When the human approves – button in the UI, MCP tool call, response to a notification – the handler sends {:step_ready, step_id} to the executor. The executor marks the step ready. The poll loop picks it up. Since the tool is null, execution is trivial: the executor writes approved as the result, asks the workflow for the next step, and continues.
The approval gate requires no special case in the executor. It’s a pending step waiting for an event. Every step is.
Alarms as Event Sources
Alarms integrate without any coupling. An alarm fires a callback. The callback sends {:step_ready, step_id} to the executor. The alarm knows a step ID and a message shape. Nothing else.
This is enough to do everything time-based:
-
Schedule a workflow to run at 8am – create the first step as
pending, schedule an alarm for 8am that sendsstep_readyto the executor -
Retry a failed step in 5 minutes – when the executor handles a step failure, it schedules an alarm for
now + 5 minutesand creates a new step row (same spec, incremented attempt counter) inpendingstate; the alarm unblocks it -
Escalate an unanswered approval – alarm fires after 24 hours, sends
step_readywith the escalation step ID; the executor creates a notification step
The alarm system doesn’t need to understand workflows to participate in them. It fires messages. The executor acts on them.
Crash Recovery Is Free
All state is in SQLite. The executor owns the table and is the only writer, so the table is always consistent – there are no partial writes from multiple processes to reconcile.
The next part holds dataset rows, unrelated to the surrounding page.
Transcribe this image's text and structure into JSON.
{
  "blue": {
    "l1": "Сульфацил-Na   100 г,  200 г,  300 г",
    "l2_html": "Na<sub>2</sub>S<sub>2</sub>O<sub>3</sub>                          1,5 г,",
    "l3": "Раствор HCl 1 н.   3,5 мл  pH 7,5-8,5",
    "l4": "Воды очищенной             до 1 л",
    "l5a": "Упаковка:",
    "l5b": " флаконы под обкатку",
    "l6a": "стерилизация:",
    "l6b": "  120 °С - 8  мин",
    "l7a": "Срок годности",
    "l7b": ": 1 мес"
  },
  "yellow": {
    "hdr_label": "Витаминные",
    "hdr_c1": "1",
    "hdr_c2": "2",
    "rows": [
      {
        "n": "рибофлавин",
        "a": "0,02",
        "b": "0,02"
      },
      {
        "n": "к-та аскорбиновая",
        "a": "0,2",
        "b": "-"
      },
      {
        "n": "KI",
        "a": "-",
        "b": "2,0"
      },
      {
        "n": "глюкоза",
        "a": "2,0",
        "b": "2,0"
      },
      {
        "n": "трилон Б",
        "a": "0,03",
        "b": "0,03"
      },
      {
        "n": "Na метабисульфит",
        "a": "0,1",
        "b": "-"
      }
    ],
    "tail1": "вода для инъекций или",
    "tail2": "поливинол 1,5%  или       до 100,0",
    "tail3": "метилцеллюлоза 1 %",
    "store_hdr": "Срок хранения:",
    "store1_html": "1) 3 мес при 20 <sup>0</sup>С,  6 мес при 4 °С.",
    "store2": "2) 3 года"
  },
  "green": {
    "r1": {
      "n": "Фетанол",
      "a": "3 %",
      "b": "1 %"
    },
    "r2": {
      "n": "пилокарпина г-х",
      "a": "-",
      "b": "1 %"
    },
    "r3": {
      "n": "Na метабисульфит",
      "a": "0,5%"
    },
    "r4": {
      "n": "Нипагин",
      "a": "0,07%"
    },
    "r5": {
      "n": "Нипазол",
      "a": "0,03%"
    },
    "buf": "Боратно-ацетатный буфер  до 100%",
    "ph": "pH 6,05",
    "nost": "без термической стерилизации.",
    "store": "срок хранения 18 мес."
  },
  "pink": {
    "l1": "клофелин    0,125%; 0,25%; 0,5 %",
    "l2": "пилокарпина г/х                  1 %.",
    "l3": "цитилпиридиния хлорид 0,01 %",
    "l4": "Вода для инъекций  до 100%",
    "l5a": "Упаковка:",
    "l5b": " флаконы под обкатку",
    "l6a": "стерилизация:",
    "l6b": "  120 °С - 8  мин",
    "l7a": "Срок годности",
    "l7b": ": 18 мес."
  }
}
When the executor restarts, it polls for ready steps it missed and runs them. A watchdog query finds steps stuck in running (the Task process died) and marks them failed or queues a retry. Steps in pending wait untouched until their event arrives.
No in-memory state to reconstruct. No coordination protocol to resume. No message queue to replay. The executor comes back up and the table tells it exactly what to do.
What This Architecture Achieves
Each piece knows only what it needs to:
- Steps know how to run a tool and report a result. Nothing else.
- The workflow knows the sequence and the branching logic. It answers “what’s next?” given a step name and a result.
- The executor knows how to run steps, handle events, and ask the workflow for the next step. It owns the table.
- Events (alarms, UI, completions, webhooks) know a step ID and a message shape. Nothing else.
No piece needs to understand the others beyond its immediate interface. Alarms don’t know about workflows. Steps don’t know about other steps. The workflow doesn’t know about execution. The executor doesn’t know about tool logic or branching rules.
This is what minimal coupling actually looks like in practice. Each boundary is a message. Each message is small. Each receiver does exactly one job.
The complexity of a workflow system – sequencing, branching, retries, approvals, scheduling, crash recovery – is fully present. It’s just distributed across pieces that are each individually simple, each individually testable, and each individually replaceable.